La réponse n'est pas aussi précise que ce à quoi l'a habitué Tara en seulement quelques heures. Joshua prend note.

— Et toi, Udo, arrête de raconter n'importe quoi. Joshua, tu vas devoir apprendre à naviguer dans les mensonges de ce grand idiot. Bon courage, beaucoup d'entre nous n'y arrivent toujours pas, dit-elle en reprenant son chemin.

Joshua lui fait un signe de main alors qu'elle s'éloigne. Décidé à ne pas rester dans ce potager infernal plus longtemps, il se dirige vers le plant de tomates pour terminer sa tâche. Il cueille les tomates, attend que de nouvelles se reforment et ce jusqu'à obtenir les cinquante exigées par Friedrich. Sa rigueur ne passe pas inaperçue et la cueillette reprend. L'agneau est laissé aux soins de Penelope.

De longues minutes plus tard, Joshua et Kanmada - chargés comme des mules - se dirigent vers le marché couvert au nord de la place.

— Nous l'appelons la Salle du Serpent, explique Kanmada. Nous y mangeons ensemble tous les soirs. C'est une tradition que nous avons depuis bien longtemps. Hertha - la grande blonde que tu as vue quand on est arrivés au village toute à l'heure - s'occupe du repas mais chacun doit aider à sa façon. Soit en cuisinant avec elle, soit en lui ramenant des ingrédients...

Joshua écoute, faisant le deuil d'un repas tranquille au calme chez Udo. Il commence à entendre la rumeur qui provient de la salle du Serpent.

— Mon cœur, je voulais d'abord te parler de quelque chose, dit Kanmada en ralentissant. J'ai repensé à notre conversation de ce matin, sur le parking de la station essence. Et j'aimerais t'offrir un rêve.

— Un rêve ? C'est-à-dire ?

— Un rêve dans lequel tu pourras revoir ta famille, pour leur dire adieu.

Joshua sent son coeur se serrer et s'arrête.

— Je... Je ne comprends pas...

Kanmada s'arrête à son tour et pose son lourd panier sur le sol pavé. Joshua fait de même.
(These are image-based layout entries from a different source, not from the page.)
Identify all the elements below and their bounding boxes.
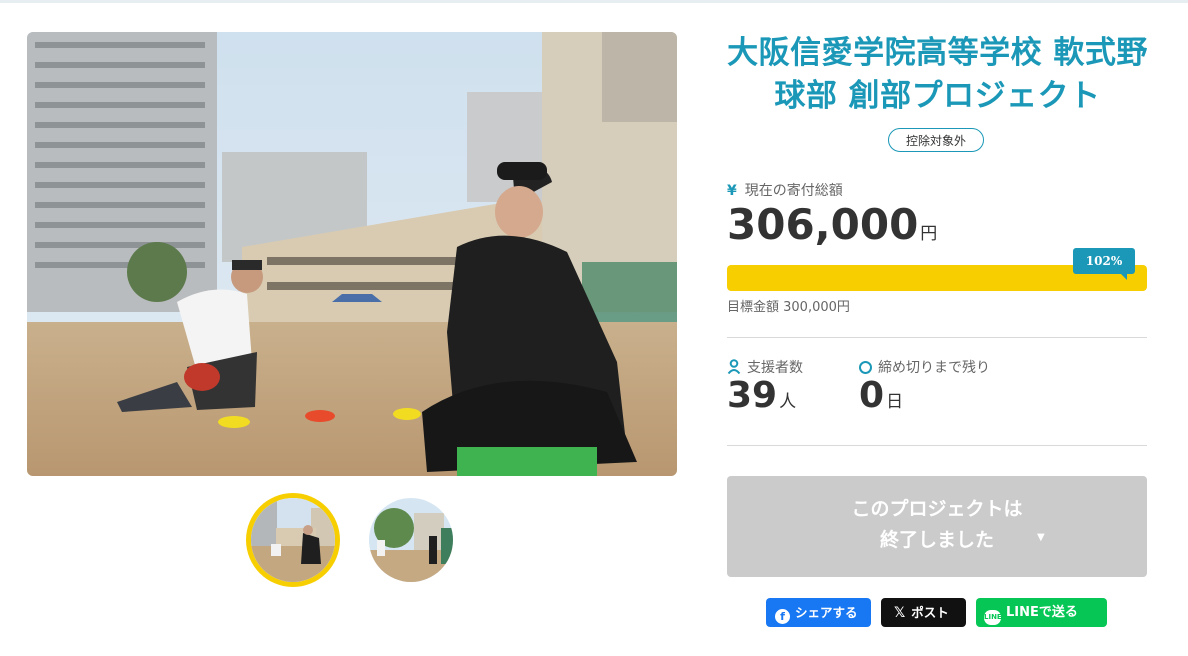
main-project-photo xyxy=(27,32,677,476)
goal-amount: 目標金額 300,000円 xyxy=(727,300,850,315)
clock-icon xyxy=(859,361,872,374)
dropdown-arrow-icon: ▼ xyxy=(1037,532,1045,543)
current-amount-label-row: ¥ 現在の寄付総額 xyxy=(727,180,843,200)
current-amount-label: 現在の寄付総額 xyxy=(744,183,843,199)
facebook-share-label: シェアする xyxy=(795,605,858,620)
supporters-label-row: 支援者数 xyxy=(727,357,803,377)
thumbnail-photo-2[interactable] xyxy=(369,498,453,582)
project-title: 大阪信愛学院高等学校 軟式野球部 創部プロジェクト xyxy=(727,35,1148,114)
divider xyxy=(727,337,1147,338)
yen-icon: ¥ xyxy=(727,183,737,199)
current-amount-value: 306,000 xyxy=(727,200,919,249)
deadline-label-row: 締め切りまで残り xyxy=(859,357,990,377)
line-share-button[interactable]: LINE LINEで送る xyxy=(976,598,1107,627)
supporters-label: 支援者数 xyxy=(747,360,803,376)
facebook-share-button[interactable]: f シェアする xyxy=(766,598,871,627)
tax-deduction-badge: 控除対象外 xyxy=(888,128,984,152)
supporters-count: 39 人 xyxy=(727,375,796,416)
divider xyxy=(727,445,1147,446)
thumbnail-photo-1[interactable] xyxy=(251,498,335,582)
supporters-count-value: 39 xyxy=(727,375,778,416)
deadline-unit: 日 xyxy=(886,392,904,412)
person-icon xyxy=(727,359,741,374)
currency-unit: 円 xyxy=(920,224,938,244)
x-post-button[interactable]: 𝕏 ポスト xyxy=(881,598,966,627)
current-amount: 306,000 円 xyxy=(727,200,937,249)
deadline-days-value: 0 xyxy=(859,375,885,416)
deadline-label: 締め切りまで残り xyxy=(878,360,990,376)
ended-line-1: このプロジェクトは xyxy=(851,498,1023,520)
ended-line-2: 終了しました xyxy=(879,529,994,551)
supporters-unit: 人 xyxy=(779,392,797,412)
top-border xyxy=(0,0,1188,3)
project-ended-button[interactable]: このプロジェクトは 終了しました ▼ xyxy=(727,476,1147,577)
facebook-icon: f xyxy=(775,609,790,624)
line-icon: LINE xyxy=(984,610,1002,625)
x-post-label: ポスト xyxy=(911,605,949,620)
deadline-days: 0日 xyxy=(859,375,903,416)
x-logo-icon: 𝕏 xyxy=(894,605,906,621)
funding-percent-badge: 102% xyxy=(1073,248,1135,280)
line-share-label: LINEで送る xyxy=(1006,605,1078,620)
— Laisse-moi te montrer, dit-elle en lui attrapant les mains délicatement.

Joshua se sent alors tomber. Empli d'une sensation de vertige trop puissante à son goût, il ferme les yeux et endure la chute. Puis tout se fige. Hésitant, il ouvre un œil et regarde autour de lui. Il est dans sa chambre. Sa chambre en Normandie. Avec son lit, son bureau, ses posters. Par réflexe, il regarde ses mains. Elles se déforment lentement, semblant enfler et se rétracter tout en restant immobiles. Il se touche le visage et ses sensations sont timides. Étouffées. Tout lui paraît fragile. Joshua a l'impression que le monde qui l'entoure à ce moment précis pourrait s'effondrer au moindre déséquilibre.

— Ariane ! Jo !

Une voix sourde au rez-de-chaussée. Joshua la reconnaît. C'est celle de son père.

— On passe à table ! ajoute sa mère.

Joshua entend des bruits de pas qui résonnent. Des petits pas précipités. Ce sont ceux d'Ariane. Elle sort de sa chambre. Pour descendre par l'escalier, elle doit passer devant la chambre de Joshua. Il l'entend arriver. Il va la voir. Il va la voir passer...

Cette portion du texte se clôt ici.